We drove all around the eastern region of the island and made a couple trips south towards the tourist resorts before we packed up and headed there to stay. On our last night we dropped the car off on a torrential rainy day and picked up a couple tickets to see the local fire dance show at the nearby temple, unfortunately, when we all sat down in the open air setting there was no way that fire would prevail so we marched a few hundred metres down the road with the cast and sat in an old abandoned school.
The story of Rama and Sita was pretty good and the guys done a brilliant job of it. It was only when leaving the show did we look at our watches and had completely lost track of time. It was the early hours of the morning, completely pouring down and we had just handed our wheels back (our new destination was an hour drive south). We took refuge in a restaurant nearby while we tried to hunt down a taxi but it was too late and too far away for most drivers so we took to the streets and i tried to sell myself. When that didn’t work we finally haggled a taxi to take us (for double the money a normal fare) but he pretty much had us over a barrel, compared to some of the figures quoted he was still pretty cheap.
Miss Megan certainly did not have the umbrella out with the tap dancing shoes swinging from the lampposts that night, but we got her to our Air bnb apartment in Kuta where we were staying for the next couple weeks safe and sound.
Useful Phrases: Salamat (Hello) Terima Kasih (Thank you) Apa Kabar (How are you?)

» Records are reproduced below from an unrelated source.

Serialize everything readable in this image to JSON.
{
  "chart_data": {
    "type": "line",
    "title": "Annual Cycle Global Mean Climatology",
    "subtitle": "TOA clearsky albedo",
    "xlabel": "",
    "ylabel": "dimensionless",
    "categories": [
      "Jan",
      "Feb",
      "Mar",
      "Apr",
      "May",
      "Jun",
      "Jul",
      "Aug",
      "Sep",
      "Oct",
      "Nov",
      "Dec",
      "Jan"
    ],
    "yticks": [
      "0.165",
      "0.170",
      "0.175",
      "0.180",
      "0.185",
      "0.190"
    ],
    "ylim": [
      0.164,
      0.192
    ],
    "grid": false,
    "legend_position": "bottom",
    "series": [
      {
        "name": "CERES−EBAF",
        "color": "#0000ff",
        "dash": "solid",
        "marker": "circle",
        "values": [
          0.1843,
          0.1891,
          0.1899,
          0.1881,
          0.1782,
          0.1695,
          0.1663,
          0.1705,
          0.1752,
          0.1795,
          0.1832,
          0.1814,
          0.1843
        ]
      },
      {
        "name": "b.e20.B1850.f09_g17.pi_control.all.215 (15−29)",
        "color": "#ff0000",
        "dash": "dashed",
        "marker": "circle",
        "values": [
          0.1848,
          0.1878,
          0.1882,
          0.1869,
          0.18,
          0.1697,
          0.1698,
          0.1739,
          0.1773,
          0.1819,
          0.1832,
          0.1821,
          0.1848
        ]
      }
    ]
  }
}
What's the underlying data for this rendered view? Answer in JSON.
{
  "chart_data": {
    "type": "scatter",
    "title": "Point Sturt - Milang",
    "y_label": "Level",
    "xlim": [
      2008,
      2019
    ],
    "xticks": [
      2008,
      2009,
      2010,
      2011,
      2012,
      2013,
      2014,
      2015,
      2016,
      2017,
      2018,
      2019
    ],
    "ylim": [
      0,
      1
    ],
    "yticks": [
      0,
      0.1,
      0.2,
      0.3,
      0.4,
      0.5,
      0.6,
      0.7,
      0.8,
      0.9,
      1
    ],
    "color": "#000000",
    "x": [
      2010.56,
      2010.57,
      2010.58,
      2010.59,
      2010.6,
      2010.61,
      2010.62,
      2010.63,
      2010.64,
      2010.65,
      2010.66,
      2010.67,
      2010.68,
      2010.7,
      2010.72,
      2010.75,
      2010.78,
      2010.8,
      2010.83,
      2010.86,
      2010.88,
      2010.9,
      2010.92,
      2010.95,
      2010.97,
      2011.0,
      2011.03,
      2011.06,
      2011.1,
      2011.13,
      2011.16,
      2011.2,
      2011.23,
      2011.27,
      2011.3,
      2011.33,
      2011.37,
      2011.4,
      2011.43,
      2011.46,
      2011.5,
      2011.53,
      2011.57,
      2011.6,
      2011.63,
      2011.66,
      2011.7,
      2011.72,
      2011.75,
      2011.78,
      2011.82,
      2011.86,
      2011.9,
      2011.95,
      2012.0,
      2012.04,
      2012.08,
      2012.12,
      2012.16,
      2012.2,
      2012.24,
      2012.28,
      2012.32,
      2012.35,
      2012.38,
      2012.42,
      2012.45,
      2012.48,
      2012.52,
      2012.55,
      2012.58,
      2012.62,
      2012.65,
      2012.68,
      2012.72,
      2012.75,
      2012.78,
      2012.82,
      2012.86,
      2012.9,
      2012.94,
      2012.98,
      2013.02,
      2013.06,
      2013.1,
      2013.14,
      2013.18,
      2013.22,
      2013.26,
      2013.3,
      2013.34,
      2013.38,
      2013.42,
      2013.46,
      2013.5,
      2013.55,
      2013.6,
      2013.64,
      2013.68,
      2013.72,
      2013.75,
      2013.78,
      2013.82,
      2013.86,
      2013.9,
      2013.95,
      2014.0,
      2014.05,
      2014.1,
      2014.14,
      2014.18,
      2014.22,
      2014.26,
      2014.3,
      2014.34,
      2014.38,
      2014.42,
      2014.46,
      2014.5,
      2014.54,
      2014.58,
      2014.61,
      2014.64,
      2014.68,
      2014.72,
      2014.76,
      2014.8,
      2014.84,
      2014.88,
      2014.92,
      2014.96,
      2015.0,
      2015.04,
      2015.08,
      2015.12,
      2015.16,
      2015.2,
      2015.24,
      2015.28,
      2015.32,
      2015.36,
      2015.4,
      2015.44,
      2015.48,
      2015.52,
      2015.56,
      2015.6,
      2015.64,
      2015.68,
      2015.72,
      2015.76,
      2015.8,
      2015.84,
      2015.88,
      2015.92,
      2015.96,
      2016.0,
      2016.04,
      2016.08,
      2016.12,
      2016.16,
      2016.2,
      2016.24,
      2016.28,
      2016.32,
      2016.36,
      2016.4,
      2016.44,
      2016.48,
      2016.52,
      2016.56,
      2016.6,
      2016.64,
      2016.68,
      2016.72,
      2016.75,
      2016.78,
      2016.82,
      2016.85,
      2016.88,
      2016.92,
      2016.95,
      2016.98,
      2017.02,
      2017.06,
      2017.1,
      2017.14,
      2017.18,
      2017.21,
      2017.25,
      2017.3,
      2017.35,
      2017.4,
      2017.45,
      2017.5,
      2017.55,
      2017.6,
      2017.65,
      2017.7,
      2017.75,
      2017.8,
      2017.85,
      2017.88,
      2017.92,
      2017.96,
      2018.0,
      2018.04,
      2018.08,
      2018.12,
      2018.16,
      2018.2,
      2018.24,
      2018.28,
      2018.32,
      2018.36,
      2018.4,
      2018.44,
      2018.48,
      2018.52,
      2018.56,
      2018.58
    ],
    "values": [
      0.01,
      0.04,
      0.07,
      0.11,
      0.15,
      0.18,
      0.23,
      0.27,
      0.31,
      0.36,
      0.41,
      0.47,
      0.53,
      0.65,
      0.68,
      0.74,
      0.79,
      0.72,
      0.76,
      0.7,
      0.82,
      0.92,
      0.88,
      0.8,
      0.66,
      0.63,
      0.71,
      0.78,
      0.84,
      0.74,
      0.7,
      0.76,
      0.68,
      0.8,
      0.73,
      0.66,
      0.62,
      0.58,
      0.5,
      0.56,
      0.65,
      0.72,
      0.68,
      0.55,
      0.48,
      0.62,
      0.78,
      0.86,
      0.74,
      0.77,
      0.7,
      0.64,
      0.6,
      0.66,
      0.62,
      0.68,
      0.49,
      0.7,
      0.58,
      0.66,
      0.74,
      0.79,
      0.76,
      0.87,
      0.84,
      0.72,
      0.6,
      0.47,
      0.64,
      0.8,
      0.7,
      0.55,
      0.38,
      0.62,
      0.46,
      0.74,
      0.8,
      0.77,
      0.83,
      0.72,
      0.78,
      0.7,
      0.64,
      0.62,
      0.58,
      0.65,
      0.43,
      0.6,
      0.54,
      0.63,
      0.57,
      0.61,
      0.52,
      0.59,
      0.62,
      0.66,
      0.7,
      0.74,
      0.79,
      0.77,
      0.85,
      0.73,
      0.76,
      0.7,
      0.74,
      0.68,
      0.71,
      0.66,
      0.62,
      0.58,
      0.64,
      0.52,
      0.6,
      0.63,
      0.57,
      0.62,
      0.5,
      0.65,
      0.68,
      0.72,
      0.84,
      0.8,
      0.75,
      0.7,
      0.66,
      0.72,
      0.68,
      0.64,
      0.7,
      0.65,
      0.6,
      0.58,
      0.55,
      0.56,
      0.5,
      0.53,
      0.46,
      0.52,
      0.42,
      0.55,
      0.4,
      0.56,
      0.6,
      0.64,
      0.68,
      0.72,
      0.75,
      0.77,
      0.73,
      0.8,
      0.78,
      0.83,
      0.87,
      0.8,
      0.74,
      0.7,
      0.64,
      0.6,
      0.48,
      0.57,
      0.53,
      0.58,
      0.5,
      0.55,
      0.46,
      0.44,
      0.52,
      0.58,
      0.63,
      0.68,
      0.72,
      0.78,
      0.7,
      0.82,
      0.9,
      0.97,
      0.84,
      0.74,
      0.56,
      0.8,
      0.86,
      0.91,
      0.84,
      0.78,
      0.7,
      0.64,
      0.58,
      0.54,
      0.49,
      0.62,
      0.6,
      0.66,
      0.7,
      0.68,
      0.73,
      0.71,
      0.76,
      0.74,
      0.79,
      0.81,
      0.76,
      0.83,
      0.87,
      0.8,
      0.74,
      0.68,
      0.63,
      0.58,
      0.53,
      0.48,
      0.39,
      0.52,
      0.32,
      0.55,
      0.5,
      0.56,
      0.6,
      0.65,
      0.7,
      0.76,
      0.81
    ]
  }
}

Free stuff to do: Go a hike up the mountains – If you’re the adventurous type, Bali’s mountains are free to climb but the more gruelling ones such as Mount Agung (It’s about to erupt so maybe avoid it at the minute) and Batukaru, two of the island’s highest, usually require an acknowledgement or permit from the local village community organisation or the forestry department (for safety issues). Watch the Master craftsmen – Make your stop at any of Bali’s major art markets where you can find stall after stall of arts and crafts, curios of different shapes and sizes. Then consider how they are made. A visit to any of Bali’s artistic villages and communities of craftsmen, such as the Pakudui village in Tegallalang, or the gold and silversmith communities of Celuk and Mas, south of Ubud, can be eye-opening where you can see how woodcarvers shape intricate Garuda statues, or how silversmiths craft gemstones into their shiny and sophisticated jewellery pieces.